Jacqueline Major, Head of Family Law at Hodge Jones & Allen, said: “We are seeing more and more people who have turned detective on their partner by looking through their devices and social media. As we live our lives increasingly on mobile devices and social media platforms, they have become a mine of information for suspicious partners.
“But while it may be tempting to have a furtive look, be prepared for the consequences if you dig up nothing and your partner find out you have breached their privacy in this way. If you do find evidence of inappropriate behaviour, this could be used as grounds of unreasonable behaviour in a divorce, but if you do not and your partner found out that you were looking through their phone that could be used against you as unreasonable behaviour, and it proves your trust in your partner has gone.”

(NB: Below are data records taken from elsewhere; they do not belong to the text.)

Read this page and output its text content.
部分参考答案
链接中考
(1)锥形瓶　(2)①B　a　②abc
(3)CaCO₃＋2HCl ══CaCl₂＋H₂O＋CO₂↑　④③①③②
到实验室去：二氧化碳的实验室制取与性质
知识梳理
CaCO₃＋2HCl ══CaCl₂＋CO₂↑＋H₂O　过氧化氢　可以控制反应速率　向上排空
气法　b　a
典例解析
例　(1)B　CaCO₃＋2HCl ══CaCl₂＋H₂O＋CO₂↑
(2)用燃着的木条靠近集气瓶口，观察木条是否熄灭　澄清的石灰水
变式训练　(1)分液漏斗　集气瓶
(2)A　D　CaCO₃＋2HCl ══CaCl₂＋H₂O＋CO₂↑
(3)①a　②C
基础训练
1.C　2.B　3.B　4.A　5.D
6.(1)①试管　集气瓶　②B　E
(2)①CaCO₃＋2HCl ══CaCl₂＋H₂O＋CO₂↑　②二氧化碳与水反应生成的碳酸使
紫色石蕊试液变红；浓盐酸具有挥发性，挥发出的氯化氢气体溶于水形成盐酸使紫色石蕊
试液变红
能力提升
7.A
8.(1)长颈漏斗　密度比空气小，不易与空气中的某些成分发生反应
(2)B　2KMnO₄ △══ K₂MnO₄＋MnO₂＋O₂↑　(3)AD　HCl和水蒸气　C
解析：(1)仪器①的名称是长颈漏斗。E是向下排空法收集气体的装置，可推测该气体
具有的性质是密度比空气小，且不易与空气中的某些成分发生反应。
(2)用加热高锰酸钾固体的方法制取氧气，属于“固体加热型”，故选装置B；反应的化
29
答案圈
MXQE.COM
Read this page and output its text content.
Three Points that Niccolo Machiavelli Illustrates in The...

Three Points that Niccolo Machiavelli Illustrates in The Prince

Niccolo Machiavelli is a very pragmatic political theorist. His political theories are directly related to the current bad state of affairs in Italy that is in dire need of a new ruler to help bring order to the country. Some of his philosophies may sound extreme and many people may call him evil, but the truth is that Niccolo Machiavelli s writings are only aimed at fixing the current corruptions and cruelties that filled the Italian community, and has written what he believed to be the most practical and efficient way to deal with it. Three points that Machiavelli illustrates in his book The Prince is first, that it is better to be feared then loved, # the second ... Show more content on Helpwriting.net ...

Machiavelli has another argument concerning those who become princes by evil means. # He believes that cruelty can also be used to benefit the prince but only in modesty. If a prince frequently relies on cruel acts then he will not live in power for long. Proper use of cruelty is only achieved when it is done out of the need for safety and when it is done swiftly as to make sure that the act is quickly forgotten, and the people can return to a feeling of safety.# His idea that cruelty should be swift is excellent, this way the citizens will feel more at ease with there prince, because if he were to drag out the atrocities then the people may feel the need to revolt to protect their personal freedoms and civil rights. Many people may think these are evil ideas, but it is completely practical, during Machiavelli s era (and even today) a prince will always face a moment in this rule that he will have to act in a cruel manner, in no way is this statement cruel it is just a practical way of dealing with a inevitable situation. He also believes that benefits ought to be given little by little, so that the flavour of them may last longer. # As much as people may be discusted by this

Women are most likely to snoop on their partner with 37 per cent admitting to it, while 33 per cent of men said they had checked up on their partner’s messages and social media activity.
More than one in four (26 per cent) of all those questioned admitted that they know the passwords to their partner’s phone while almost one in five (18 per cent) knew their partner’s Facebook login.
Nine in 10 said they thought mobile technology and apps had made cheating easier.
Of those who discovered suspicious entries on their partner’s devices one in five found flirty messages, one in eight found their partner had been sexting pictures, 17 per cent saw their partner was constantly messaging somebody else and one in ten said they had uncovered evidence that their partner was having sex with somebody else. A total of 13 per cent became annoyed at finding kisses on texts.
Women are more likely to say something to their partner with 79 per cent who found something confronting their other half when they found something suspicious, while 73 per cent of men said something.
Ironically, when the tables were turned one in four said they would consider finishing their relationship if they found out that their partner had checked up on them.
Jacqueline Major added: “Be wary before playing with fire – you never know what you may find and something that may actually be innocuous and innocent can be misconstrued. A false accusation could lead to your relationship falling apart.”